Tuesday, July 7, 2015

A Picture Paints a Thousand Words

Yesterday we welcomed our first group of playwrights to Summer Theatre Camp at Playwrights Theatre. Among the many things we've done in the first two sessions was a writing exercise in which the group began a story using this painting by American painter Norman Rockwell.

April Fool's 1948 by Norman Rockwell
from The Saturday Evening Post
According to The Saturday Evening Post website, Rockwell painted a series of April Fool's Day paintings for the magazine's cover page as a reprieve from his famous Four Freedoms work. The first picture was published in 1943; another in 1945; the last in 1948, which is the one with which the class worked today. First, the class discussed what they saw in the painting and then were asked questions about the characters and the setting:

Who are these people?
What is the relationship between these people?
Who is the main character in the picture?
Where are they?
What is going on?

As you can imagine, the group developed a whole host of ideas and quickly noticed the "errors" in the painting: a series of oddities and mix-ups that Rockwell included for Post readers to find. The class was asked to consider this painting as a moment in the story of the main character (they choose the girl with the doll for this purpose) and began to develop a story idea.

The group named the girl Nancy Jane (a combination of the two more popular suggestions) and decided that she was a proper, stubborn, and taciturn (great word!) girl of about 11 years old who is living with her grandfather while Mom and Dad are on a world tour for the summer. Somehow she has discovered these oddities in her grandfather's attic and in this moment he is explaining to her how they are artifacts to a mystical world for which he serves as some kind of gatekeeper.

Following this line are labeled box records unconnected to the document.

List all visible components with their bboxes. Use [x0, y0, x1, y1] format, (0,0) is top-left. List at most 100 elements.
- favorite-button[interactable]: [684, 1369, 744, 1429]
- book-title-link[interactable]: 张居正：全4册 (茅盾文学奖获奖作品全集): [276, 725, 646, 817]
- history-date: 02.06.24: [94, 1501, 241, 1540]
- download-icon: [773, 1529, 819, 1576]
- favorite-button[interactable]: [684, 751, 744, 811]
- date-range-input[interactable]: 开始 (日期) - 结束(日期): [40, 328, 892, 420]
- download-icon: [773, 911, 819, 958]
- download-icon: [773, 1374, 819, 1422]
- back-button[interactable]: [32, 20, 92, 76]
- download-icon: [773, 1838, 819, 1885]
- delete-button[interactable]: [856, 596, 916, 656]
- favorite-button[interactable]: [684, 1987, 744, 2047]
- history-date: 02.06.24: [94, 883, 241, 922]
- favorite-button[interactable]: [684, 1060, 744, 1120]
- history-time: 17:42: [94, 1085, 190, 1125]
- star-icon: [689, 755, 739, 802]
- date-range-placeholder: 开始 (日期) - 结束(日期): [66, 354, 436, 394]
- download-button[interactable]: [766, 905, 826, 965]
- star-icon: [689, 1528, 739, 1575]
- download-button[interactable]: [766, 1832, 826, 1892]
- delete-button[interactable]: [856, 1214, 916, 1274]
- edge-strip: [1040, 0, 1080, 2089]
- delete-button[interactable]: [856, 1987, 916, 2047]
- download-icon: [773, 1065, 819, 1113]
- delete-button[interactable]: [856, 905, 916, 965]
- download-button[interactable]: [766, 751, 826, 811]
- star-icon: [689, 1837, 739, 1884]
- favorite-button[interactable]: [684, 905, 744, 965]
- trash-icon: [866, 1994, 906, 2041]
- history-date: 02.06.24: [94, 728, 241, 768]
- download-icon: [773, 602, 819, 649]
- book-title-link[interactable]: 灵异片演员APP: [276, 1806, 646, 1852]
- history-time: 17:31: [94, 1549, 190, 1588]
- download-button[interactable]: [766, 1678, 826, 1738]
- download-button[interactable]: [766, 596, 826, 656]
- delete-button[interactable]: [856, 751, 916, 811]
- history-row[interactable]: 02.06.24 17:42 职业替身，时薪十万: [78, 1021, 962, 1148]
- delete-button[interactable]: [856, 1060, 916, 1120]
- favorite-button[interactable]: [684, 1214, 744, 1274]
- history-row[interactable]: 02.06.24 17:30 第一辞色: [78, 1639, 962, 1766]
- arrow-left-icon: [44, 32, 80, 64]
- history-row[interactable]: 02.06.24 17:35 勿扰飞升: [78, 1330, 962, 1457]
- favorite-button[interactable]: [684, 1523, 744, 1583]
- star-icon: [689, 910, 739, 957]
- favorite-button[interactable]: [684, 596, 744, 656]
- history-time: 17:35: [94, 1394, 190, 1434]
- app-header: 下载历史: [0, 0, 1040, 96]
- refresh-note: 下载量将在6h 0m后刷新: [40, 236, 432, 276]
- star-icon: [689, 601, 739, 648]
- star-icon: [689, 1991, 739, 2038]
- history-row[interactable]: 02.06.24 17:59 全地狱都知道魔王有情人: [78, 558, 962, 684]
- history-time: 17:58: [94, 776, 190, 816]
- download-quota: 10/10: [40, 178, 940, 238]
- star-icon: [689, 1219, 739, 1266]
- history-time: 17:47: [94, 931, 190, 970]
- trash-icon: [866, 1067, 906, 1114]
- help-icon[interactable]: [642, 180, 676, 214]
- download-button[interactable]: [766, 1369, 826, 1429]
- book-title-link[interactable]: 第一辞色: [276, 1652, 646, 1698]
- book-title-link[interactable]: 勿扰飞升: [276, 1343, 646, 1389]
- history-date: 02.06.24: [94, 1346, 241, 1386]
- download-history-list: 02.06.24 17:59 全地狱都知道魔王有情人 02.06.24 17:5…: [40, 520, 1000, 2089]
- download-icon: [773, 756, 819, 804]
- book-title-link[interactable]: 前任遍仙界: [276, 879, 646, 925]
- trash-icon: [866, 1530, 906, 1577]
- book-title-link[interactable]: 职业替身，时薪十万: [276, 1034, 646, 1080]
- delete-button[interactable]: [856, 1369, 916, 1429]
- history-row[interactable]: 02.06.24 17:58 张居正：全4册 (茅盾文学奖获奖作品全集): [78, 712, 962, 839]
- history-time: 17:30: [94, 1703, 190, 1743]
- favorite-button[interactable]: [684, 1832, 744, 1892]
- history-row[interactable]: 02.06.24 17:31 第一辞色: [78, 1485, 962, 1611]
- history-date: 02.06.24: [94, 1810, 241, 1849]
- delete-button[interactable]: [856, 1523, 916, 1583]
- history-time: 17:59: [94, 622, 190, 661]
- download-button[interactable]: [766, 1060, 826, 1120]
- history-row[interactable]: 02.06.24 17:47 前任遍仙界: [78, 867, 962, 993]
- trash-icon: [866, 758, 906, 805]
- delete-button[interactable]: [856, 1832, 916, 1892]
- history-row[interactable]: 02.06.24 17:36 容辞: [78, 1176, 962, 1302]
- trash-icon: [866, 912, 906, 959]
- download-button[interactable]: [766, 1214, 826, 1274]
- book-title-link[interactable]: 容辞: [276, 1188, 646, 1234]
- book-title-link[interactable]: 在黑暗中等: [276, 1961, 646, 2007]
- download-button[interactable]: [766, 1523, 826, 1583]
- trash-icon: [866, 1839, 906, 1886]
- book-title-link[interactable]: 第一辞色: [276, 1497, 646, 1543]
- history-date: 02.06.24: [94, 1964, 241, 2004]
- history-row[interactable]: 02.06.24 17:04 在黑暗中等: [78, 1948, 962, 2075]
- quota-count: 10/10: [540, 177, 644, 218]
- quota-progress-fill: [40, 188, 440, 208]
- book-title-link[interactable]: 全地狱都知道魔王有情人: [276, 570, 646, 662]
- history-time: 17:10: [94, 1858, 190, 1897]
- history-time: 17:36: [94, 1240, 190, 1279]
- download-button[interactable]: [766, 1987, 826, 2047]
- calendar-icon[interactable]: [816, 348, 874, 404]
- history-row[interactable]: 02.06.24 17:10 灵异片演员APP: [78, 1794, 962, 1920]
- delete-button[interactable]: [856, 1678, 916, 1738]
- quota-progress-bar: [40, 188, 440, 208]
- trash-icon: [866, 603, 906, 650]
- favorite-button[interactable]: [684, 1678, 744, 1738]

This is just one scenario that came up in the group discussion. With so many objects in the frame, there is a wealth of possibility as far as what the story is about and how it proceeds forward from the moment captured in the picture. We also discussed what Nancy Jane's journey might be, the obstacles she would face, and eventually how she would find her way home. They were having such a great time with this story that it was disappointing to have to stop, but time is short in our 10 day workshop and they had their own story ideas that needed attention. However, I look forward to using this picture in writing workshops yet to come!